Generasi Z: Vokal di Media Sosial, Diam di Dunia Kerja
SURABAYA, iNewsSurabaya.id - Ada ironi besar yang menyelimuti Generasi Z. Di dunia maya, mereka adalah generasi paling vokal, paling kritis, dan paling ekspresif. Mereka mampu memicu gerakan sosial hanya lewat utas di X (Twitter) atau video singkat di TikTok. Namun, kefasihan digital ini seolah lenyap seketika saat mereka melangkah masuk ke dunia kerja fisik. Saat diminta mempresentasikan ide di depan direksi atau sekadar berpendapat dalam rapat divisi, banyak anak muda ini mendadak gagap, cemas, atau memilih diam seribu bahasa.
Fenomena ini mengkhawatirkan. Kita sedang melihat generasi yang berisik di layar, namun bisu di kehidupan nyata.
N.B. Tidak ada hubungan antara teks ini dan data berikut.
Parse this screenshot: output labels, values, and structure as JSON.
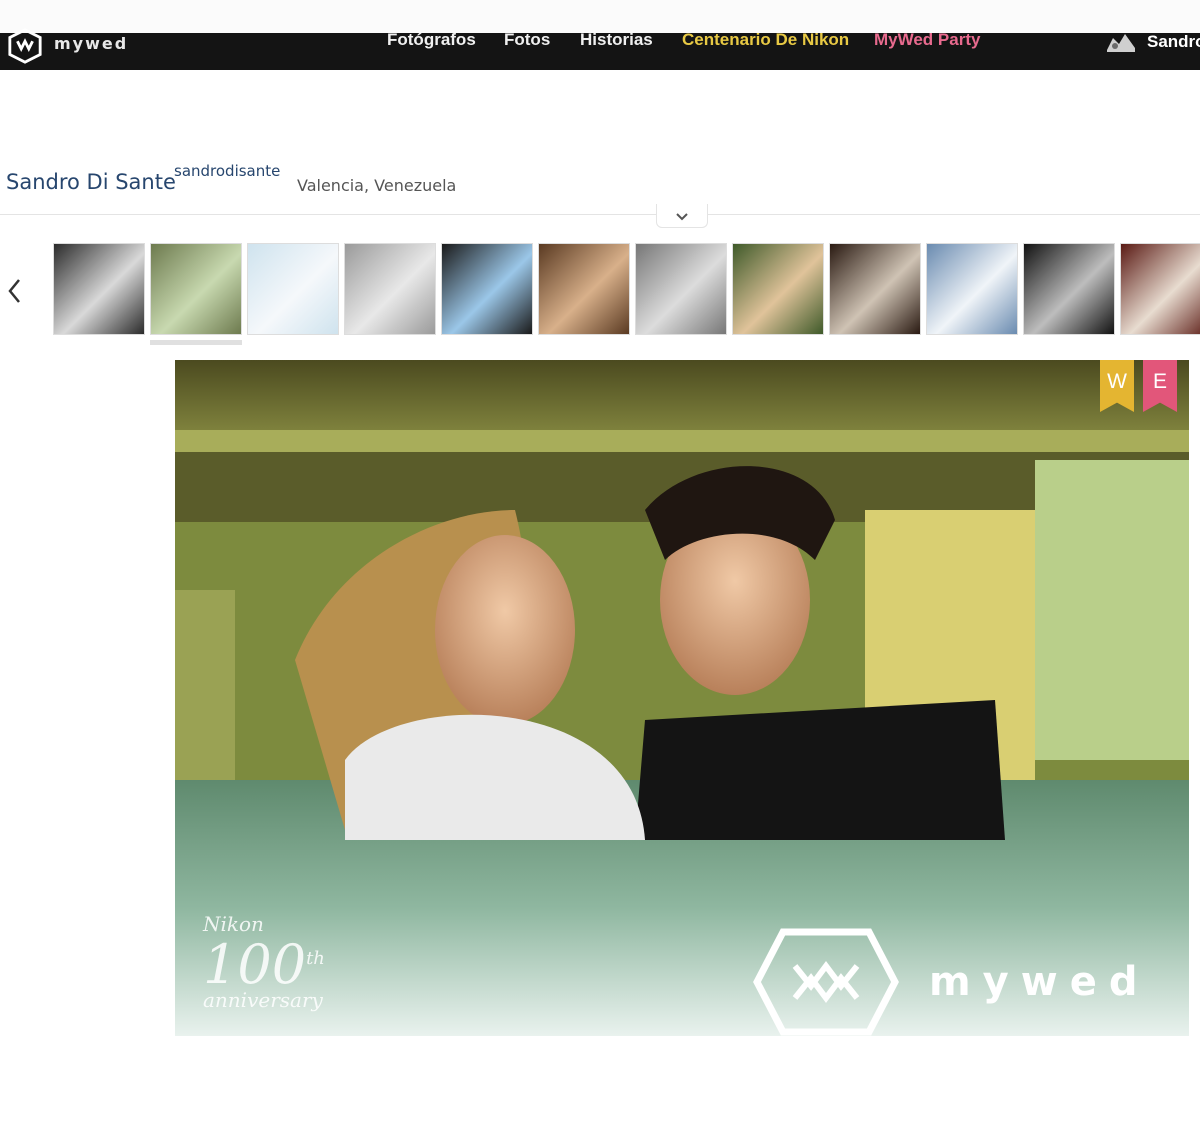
{
  "nav": {
    "brand": "mywed",
    "items": [
      {
        "label": "Fotógrafos"
      },
      {
        "label": "Fotos"
      },
      {
        "label": "Historias"
      },
      {
        "label": "Centenario De Nikon"
      },
      {
        "label": "MyWed Party"
      }
    ],
    "user": "Sandro"
  },
  "profile": {
    "name": "Sandro Di Sante",
    "handle": "sandrodisante",
    "location": "Valencia, Venezuela"
  },
  "thumbnails": [
    {
      "name": "thumb-couple-bw",
      "colors": [
        "#2b2b2b",
        "#d9d9d9"
      ]
    },
    {
      "name": "thumb-couple-pool",
      "colors": [
        "#6d7a4e",
        "#c8d9b0"
      ],
      "selected": true
    },
    {
      "name": "thumb-snow-scene",
      "colors": [
        "#cfe3ee",
        "#f5f8fb"
      ]
    },
    {
      "name": "thumb-bride-veil",
      "colors": [
        "#9a9a9a",
        "#e8e8e8"
      ]
    },
    {
      "name": "thumb-balloons",
      "colors": [
        "#1a1a1a",
        "#9bc7e8"
      ]
    },
    {
      "name": "thumb-couple-kiss",
      "colors": [
        "#5a3a22",
        "#d8b08a"
      ]
    },
    {
      "name": "thumb-couple-street",
      "colors": [
        "#777777",
        "#dcdcdc"
      ]
    },
    {
      "name": "thumb-garden-table",
      "colors": [
        "#3f5a2a",
        "#e0c39a"
      ]
    },
    {
      "name": "thumb-bride-window",
      "colors": [
        "#2a1a12",
        "#cfc3b4"
      ]
    },
    {
      "name": "thumb-horse-mountains",
      "colors": [
        "#6a8bb0",
        "#f0f4f8"
      ]
    },
    {
      "name": "thumb-rings-bw",
      "colors": [
        "#121212",
        "#bdbdbd"
      ]
    },
    {
      "name": "thumb-bride-red",
      "colors": [
        "#5a1a14",
        "#e8dcd0"
      ]
    }
  ],
  "photo": {
    "badges": [
      "W",
      "E"
    ],
    "watermark_nikon": [
      "Nikon",
      "100",
      "anniversary"
    ],
    "watermark_nikon_sup": "th",
    "watermark_brand": "mywed"
  }
}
Padahal, dalam lanskap dunia kerja modern, kemampuan berbicara di depan umum (public speaking) bukanlah sekadar pemanis CV. Ia adalah mata uang paling berharga untuk mendaki tangga karier.
Tantangan terbesar Gen Z bukanlah kurangnya ide, melainkan kenyamanan berlebihan pada komunikasi berbasis teks. Terbiasa dengan pesan instan yang bisa diedit dan dihapus sebelum dikirim membuat banyak Gen Z kehilangan ketangkasan berpikir spontan. Mereka berlindung di balik email dan chat karena di sana mereka merasa aman dari penghakiman langsung.
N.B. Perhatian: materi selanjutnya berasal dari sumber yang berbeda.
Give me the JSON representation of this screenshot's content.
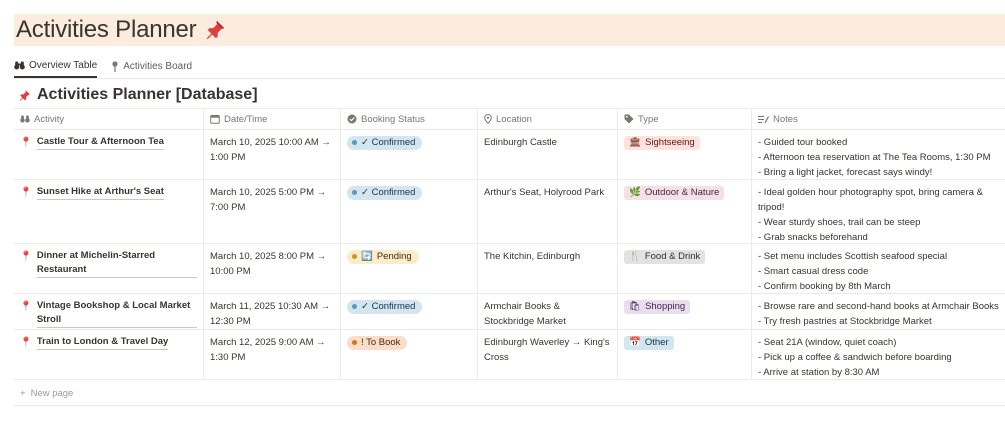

Namun, realitas bisnis tidak bekerja demikian. Negosiasi alot dengan klien, meyakinkan investor, atau memimpin tim dalam krisis tidak bisa dilakukan lewat stiker WhatsApp. Dunia profesional menuntut kehadiran, intonasi, kontak mata, dan kemampuan persuasi verbal yang solid. Gen Z yang menolak mengasah kemampuan bicaranya akan terjebak menjadi pekerja di balik layar, mereka yang mengerjakan hal teknis, sementara kredit dan promosi diambil oleh mereka yang berani menyuarakan hasil kerjanya.